This study addresses the challenge of non-causal dependencies in travel demand analysis arising from unobserved confounding factors. To this end, it proposes an interpretable joint modeling framework that integrates residual neural networks (ResNets) with copula models. The approach first employs copula functions to characterize the dependence structure among variables, thereby identifying potential confounding effects. It then leverages an embedded ResNet component to flexibly model and adjust for these effects. As the first work to combine ResNets with copulas for confounding control, the framework enhances interpretability without sacrificing model flexibility. Empirical evaluations on two real-world datasets demonstrate that the method substantially attenuates or even eliminates spurious dependencies induced by unobserved confounders, confirming its effectiveness in detecting and correcting for hidden confounding effects.

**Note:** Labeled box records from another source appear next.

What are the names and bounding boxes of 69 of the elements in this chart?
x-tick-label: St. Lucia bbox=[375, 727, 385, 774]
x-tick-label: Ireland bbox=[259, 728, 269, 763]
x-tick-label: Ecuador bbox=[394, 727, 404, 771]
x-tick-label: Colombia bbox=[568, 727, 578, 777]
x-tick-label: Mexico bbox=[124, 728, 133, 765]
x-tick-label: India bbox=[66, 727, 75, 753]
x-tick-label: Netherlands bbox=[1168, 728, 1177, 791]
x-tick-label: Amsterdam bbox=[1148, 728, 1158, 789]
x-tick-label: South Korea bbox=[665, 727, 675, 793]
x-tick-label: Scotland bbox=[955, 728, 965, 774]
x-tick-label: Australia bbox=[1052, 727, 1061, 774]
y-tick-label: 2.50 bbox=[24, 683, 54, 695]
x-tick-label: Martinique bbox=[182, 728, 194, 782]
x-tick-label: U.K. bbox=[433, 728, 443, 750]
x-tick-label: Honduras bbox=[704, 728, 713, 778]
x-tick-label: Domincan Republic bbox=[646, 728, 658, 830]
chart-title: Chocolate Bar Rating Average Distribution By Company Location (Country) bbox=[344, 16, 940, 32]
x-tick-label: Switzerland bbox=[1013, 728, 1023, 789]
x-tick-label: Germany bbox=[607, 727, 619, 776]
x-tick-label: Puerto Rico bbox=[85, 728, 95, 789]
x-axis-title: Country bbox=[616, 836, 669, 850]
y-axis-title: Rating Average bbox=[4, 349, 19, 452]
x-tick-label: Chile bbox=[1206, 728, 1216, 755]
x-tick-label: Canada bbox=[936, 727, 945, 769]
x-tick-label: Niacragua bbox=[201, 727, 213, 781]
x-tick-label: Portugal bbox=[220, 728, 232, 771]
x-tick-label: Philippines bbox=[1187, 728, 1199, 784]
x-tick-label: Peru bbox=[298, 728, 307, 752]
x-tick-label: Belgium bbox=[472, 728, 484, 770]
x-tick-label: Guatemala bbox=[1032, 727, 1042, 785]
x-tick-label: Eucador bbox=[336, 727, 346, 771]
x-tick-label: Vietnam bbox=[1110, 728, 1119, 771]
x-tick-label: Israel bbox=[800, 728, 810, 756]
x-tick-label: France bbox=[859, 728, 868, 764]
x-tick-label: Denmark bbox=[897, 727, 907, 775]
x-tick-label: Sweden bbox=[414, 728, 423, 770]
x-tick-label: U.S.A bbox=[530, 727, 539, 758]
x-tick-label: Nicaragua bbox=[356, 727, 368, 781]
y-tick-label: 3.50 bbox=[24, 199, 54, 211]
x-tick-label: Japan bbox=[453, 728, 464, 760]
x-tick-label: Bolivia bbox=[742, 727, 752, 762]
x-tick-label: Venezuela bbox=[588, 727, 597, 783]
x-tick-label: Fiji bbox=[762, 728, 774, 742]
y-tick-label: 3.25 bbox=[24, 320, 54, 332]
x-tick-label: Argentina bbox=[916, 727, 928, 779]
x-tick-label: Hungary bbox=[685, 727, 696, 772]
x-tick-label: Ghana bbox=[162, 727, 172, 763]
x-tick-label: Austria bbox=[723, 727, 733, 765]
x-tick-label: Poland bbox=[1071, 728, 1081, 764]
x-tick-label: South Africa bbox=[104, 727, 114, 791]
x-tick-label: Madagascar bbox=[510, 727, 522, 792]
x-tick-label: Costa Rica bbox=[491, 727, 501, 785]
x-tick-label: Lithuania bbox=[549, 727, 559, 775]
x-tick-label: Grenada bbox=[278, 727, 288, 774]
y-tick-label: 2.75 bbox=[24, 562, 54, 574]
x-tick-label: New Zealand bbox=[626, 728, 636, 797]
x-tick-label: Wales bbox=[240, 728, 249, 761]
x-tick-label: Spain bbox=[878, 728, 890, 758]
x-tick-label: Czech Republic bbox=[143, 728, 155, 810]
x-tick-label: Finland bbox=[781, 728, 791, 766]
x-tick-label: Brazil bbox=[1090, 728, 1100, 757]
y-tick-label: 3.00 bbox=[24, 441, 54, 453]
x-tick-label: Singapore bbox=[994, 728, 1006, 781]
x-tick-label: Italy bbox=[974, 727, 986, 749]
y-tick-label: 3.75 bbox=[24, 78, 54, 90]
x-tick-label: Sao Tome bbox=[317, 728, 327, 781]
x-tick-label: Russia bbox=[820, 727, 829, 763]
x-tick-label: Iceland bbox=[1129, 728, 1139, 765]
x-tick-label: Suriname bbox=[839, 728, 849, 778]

A key challenge in travel demand analysis is the presence of unobserved factors that may generate non-causal dependencies, obscuring the true causal effects. To address the issue, the study introduces a novel deep learning based fully interpretable joint modelling framework, Copula-ResLogit, which integrates the flexibility of Residual Neural Network (ResNet) architectures with the dependence capturing capabilities of copula models. This hybrid structure enables us to first detect unobserved confounding through traditional copula function based joint modelling and then mitigate these hidden associations by incorporating deep learning components. The study applies this framework to two case studies, including the relationship between stress levels and wait time of pedestrians when crossing mid block in VR and the dependencies between travel mode choice and travel distance in London travel behaviour data. Results show that Copula-ResLogit substantially reduces or eliminates the dependencies, demonstrating the ability of residual layers to account for hidden confounding effects.